Filling: In the bowl of a stand mixer (or in a medium bowl, using an electric hand mixer), beat mascarpone cheese on High for about 1 minute, until creamy. Add condensed milk and lime juice; beat on Medium for about 1 minute, until smooth. Gently fold in whipped topping, until blended. Place 12 silicone muffin liners in a 12-cup muffin tin. Scoop mixture into cups until three-quarters full.
Crust: In a medium bowl, combine graham cracker crumbs, melted butter and cardamom, stirring well. Sprinkle crust mixture evenly over each mini pie. Press gently with the back of a spoon to flatten. Freeze for about 2 hours, until firm.

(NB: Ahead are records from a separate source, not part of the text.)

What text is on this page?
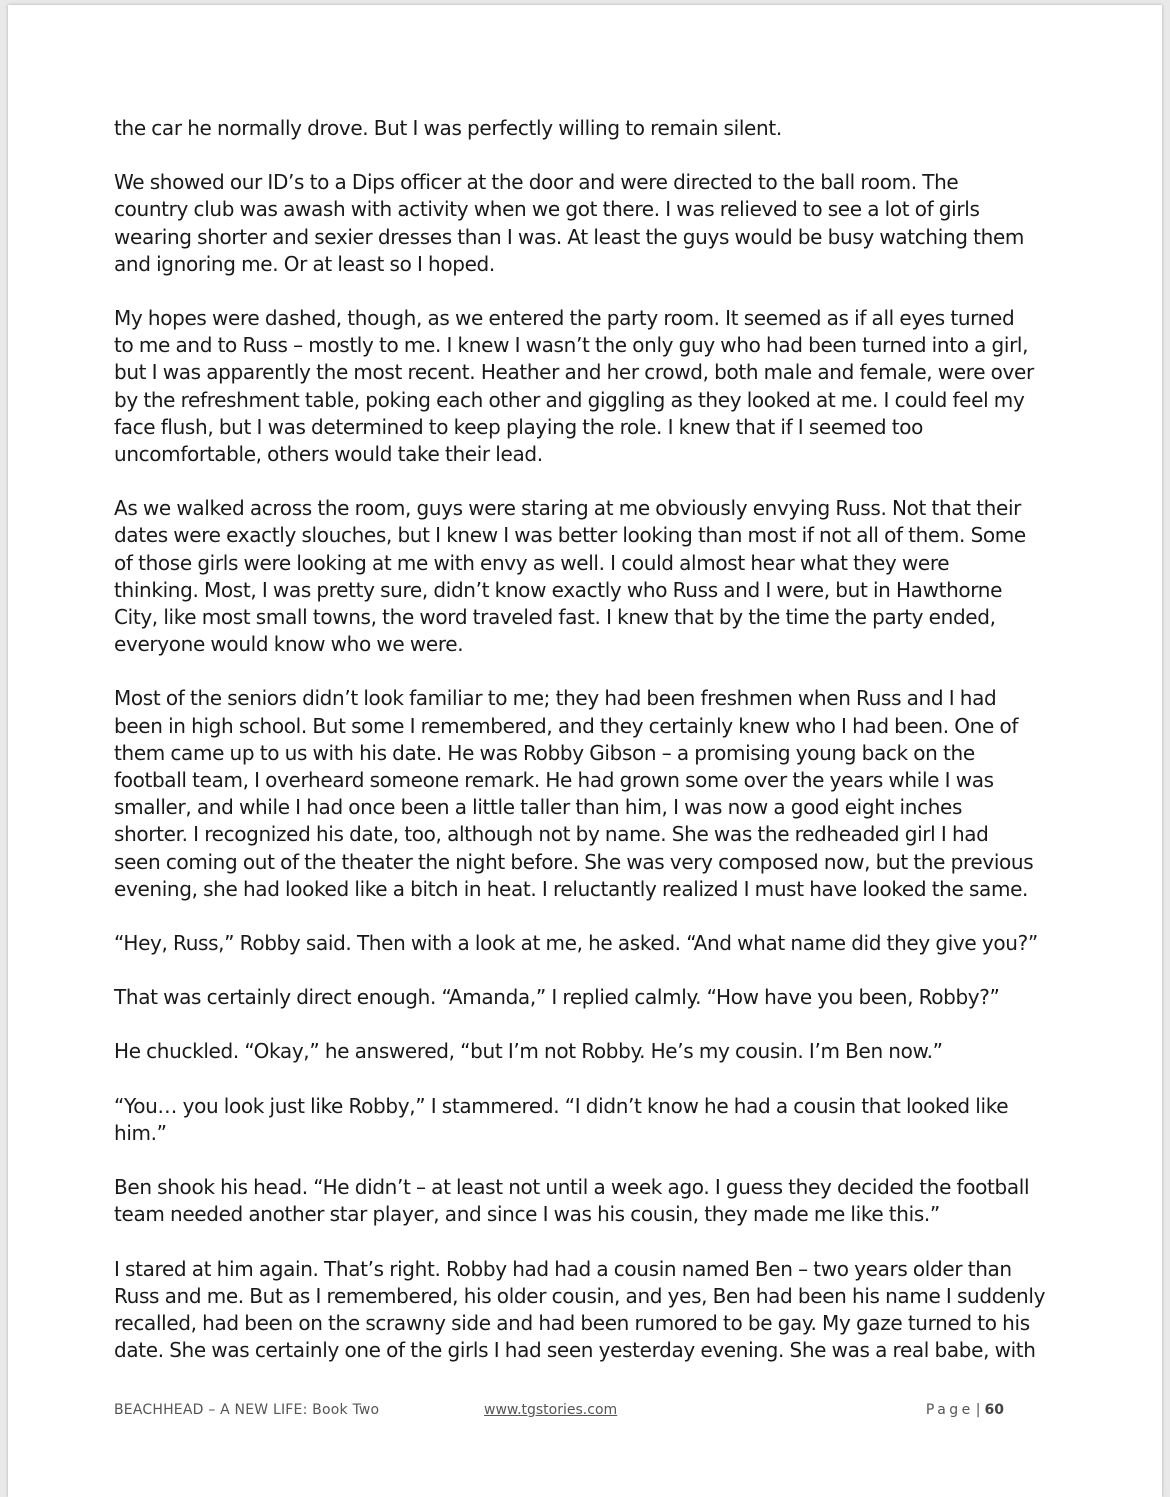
the car he normally drove. But I was perfectly willing to remain silent.

We showed our ID’s to a Dips officer at the door and were directed to the ball room. The
country club was awash with activity when we got there. I was relieved to see a lot of girls
wearing shorter and sexier dresses than I was. At least the guys would be busy watching them
and ignoring me. Or at least so I hoped.

My hopes were dashed, though, as we entered the party room. It seemed as if all eyes turned
to me and to Russ – mostly to me. I knew I wasn’t the only guy who had been turned into a girl,
but I was apparently the most recent. Heather and her crowd, both male and female, were over
by the refreshment table, poking each other and giggling as they looked at me. I could feel my
face flush, but I was determined to keep playing the role. I knew that if I seemed too
uncomfortable, others would take their lead.

As we walked across the room, guys were staring at me obviously envying Russ. Not that their
dates were exactly slouches, but I knew I was better looking than most if not all of them. Some
of those girls were looking at me with envy as well. I could almost hear what they were
thinking. Most, I was pretty sure, didn’t know exactly who Russ and I were, but in Hawthorne
City, like most small towns, the word traveled fast. I knew that by the time the party ended,
everyone would know who we were.

Most of the seniors didn’t look familiar to me; they had been freshmen when Russ and I had
been in high school. But some I remembered, and they certainly knew who I had been. One of
them came up to us with his date. He was Robby Gibson – a promising young back on the
football team, I overheard someone remark. He had grown some over the years while I was
smaller, and while I had once been a little taller than him, I was now a good eight inches
shorter. I recognized his date, too, although not by name. She was the redheaded girl I had
seen coming out of the theater the night before. She was very composed now, but the previous
evening, she had looked like a bitch in heat. I reluctantly realized I must have looked the same.

“Hey, Russ,” Robby said. Then with a look at me, he asked. “And what name did they give you?”

That was certainly direct enough. “Amanda,” I replied calmly. “How have you been, Robby?”

He chuckled. “Okay,” he answered, “but I’m not Robby. He’s my cousin. I’m Ben now.”

“You… you look just like Robby,” I stammered. “I didn’t know he had a cousin that looked like
him.”

Ben shook his head. “He didn’t – at least not until a week ago. I guess they decided the football
team needed another star player, and since I was his cousin, they made me like this.”

I stared at him again. That’s right. Robby had had a cousin named Ben – two years older than
Russ and me. But as I remembered, his older cousin, and yes, Ben had been his name I suddenly
recalled, had been on the scrawny side and had been rumored to be gay. My gaze turned to his
date. She was certainly one of the girls I had seen yesterday evening. She was a real babe, with

BEACHHEAD – A NEW LIFE: Book Two	www.tgstories.com	Page | 60
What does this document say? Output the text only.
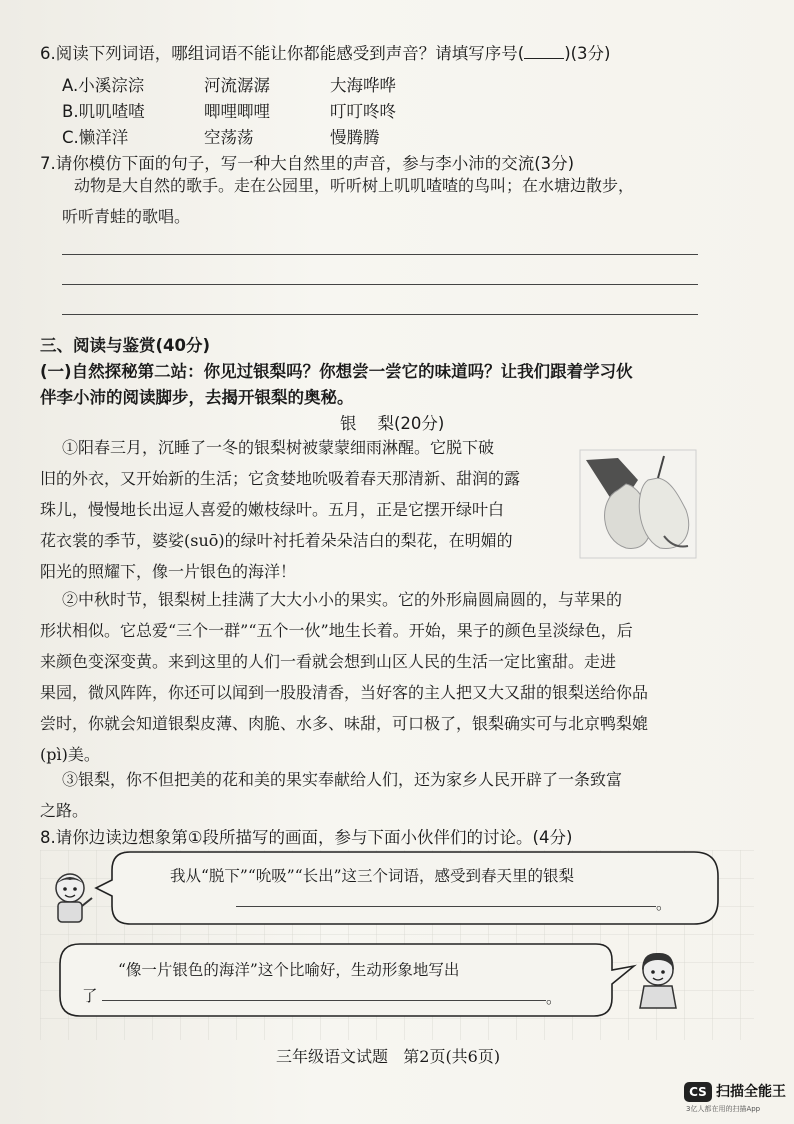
6.阅读下列词语，哪组词语不能让你都能感受到声音？请填写序号( )(3分)
A.小溪淙淙	河流潺潺	大海哗哗
B.叽叽喳喳	唧哩唧哩	叮叮咚咚
C.懒洋洋	空荡荡	慢腾腾
7.请你模仿下面的句子，写一种大自然里的声音，参与李小沛的交流(3分)
动物是大自然的歌手。走在公园里，听听树上叽叽喳喳的鸟叫；在水塘边散步，
听听青蛙的歌唱。
三、阅读与鉴赏(40分)
(一)自然探秘第二站：你见过银梨吗？你想尝一尝它的味道吗？让我们跟着学习伙
伴李小沛的阅读脚步，去揭开银梨的奥秘。
银    梨(20分)
①阳春三月，沉睡了一冬的银梨树被蒙蒙细雨淋醒。它脱下破
旧的外衣，又开始新的生活；它贪婪地吮吸着春天那清新、甜润的露
珠儿，慢慢地长出逗人喜爱的嫩枝绿叶。五月，正是它摆开绿叶白
花衣裳的季节，婆娑(suō)的绿叶衬托着朵朵洁白的梨花，在明媚的
阳光的照耀下，像一片银色的海洋！
②中秋时节，银梨树上挂满了大大小小的果实。它的外形扁圆扁圆的，与苹果的
形状相似。它总爱“三个一群”“五个一伙”地生长着。开始，果子的颜色呈淡绿色，后
来颜色变深变黄。来到这里的人们一看就会想到山区人民的生活一定比蜜甜。走进
果园，微风阵阵，你还可以闻到一股股清香，当好客的主人把又大又甜的银梨送给你品
尝时，你就会知道银梨皮薄、肉脆、水多、味甜，可口极了，银梨确实可与北京鸭梨媲
(pì)美。
③银梨，你不但把美的花和美的果实奉献给人们，还为家乡人民开辟了一条致富
之路。
8.请你边读边想象第①段所描写的画面，参与下面小伙伴们的讨论。(4分)
我从“脱下”“吮吸”“长出”这三个词语，感受到春天里的银梨
。
“像一片银色的海洋”这个比喻好，生动形象地写出
了	。
三年级语文试题   第2页(共6页)
CS 扫描全能王
3亿人都在用的扫描App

Make It Now: Remove from freezer. Gently remove silicone liners and invert mini pies onto a serving plate, crust side down. Top with additional whipped topping and a slice of Key lime, if using. Serve frozen.

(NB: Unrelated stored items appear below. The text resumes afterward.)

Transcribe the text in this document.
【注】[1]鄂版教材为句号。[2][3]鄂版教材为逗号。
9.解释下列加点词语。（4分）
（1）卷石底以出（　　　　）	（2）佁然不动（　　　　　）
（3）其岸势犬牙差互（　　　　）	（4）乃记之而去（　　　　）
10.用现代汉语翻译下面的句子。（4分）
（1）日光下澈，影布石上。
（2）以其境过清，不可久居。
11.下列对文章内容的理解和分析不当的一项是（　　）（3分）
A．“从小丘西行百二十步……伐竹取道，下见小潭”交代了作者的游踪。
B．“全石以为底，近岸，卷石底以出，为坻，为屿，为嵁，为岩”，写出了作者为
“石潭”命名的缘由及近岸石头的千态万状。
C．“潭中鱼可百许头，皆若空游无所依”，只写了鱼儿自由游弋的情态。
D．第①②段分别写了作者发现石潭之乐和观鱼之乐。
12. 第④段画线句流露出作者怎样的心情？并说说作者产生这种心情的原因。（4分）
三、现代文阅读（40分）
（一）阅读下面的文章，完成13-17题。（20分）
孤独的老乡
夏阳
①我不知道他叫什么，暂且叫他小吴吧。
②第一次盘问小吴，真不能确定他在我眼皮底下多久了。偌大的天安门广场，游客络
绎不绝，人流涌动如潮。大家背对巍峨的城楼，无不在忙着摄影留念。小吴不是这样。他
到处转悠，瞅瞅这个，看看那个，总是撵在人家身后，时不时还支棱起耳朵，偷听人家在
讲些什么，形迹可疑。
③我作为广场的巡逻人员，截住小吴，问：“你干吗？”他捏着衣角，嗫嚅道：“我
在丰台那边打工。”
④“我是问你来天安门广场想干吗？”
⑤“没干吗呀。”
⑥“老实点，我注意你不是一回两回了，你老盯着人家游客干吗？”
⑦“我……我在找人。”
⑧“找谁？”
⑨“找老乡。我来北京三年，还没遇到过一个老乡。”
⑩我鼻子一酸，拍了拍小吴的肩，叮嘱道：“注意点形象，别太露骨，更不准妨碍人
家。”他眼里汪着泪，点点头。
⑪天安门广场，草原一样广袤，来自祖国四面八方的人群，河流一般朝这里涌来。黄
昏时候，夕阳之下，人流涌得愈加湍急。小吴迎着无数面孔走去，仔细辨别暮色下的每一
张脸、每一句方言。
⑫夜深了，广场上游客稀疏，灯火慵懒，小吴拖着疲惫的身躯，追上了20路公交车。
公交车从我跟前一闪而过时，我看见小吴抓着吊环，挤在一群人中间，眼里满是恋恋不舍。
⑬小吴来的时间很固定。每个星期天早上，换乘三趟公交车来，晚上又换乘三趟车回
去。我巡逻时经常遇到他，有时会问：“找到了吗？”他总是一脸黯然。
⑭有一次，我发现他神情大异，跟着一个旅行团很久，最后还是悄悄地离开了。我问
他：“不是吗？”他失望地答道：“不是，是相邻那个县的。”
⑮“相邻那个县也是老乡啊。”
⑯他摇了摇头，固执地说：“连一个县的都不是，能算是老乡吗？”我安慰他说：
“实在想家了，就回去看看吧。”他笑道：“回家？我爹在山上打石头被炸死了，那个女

Make It a Freezer Meal: Remove from freezer. Transfer mini pies, in their silicone liners, to 2 labeled gallon-size (4 L) freezer bags. Seal, removing as much air as possible, and freeze.
Serve: Remove from freezer. Gently remove silicone liners and invert mini pies onto a serving plate, crust side down. Top with additional whipped topping and a slice of Key lime, if using. Serve frozen.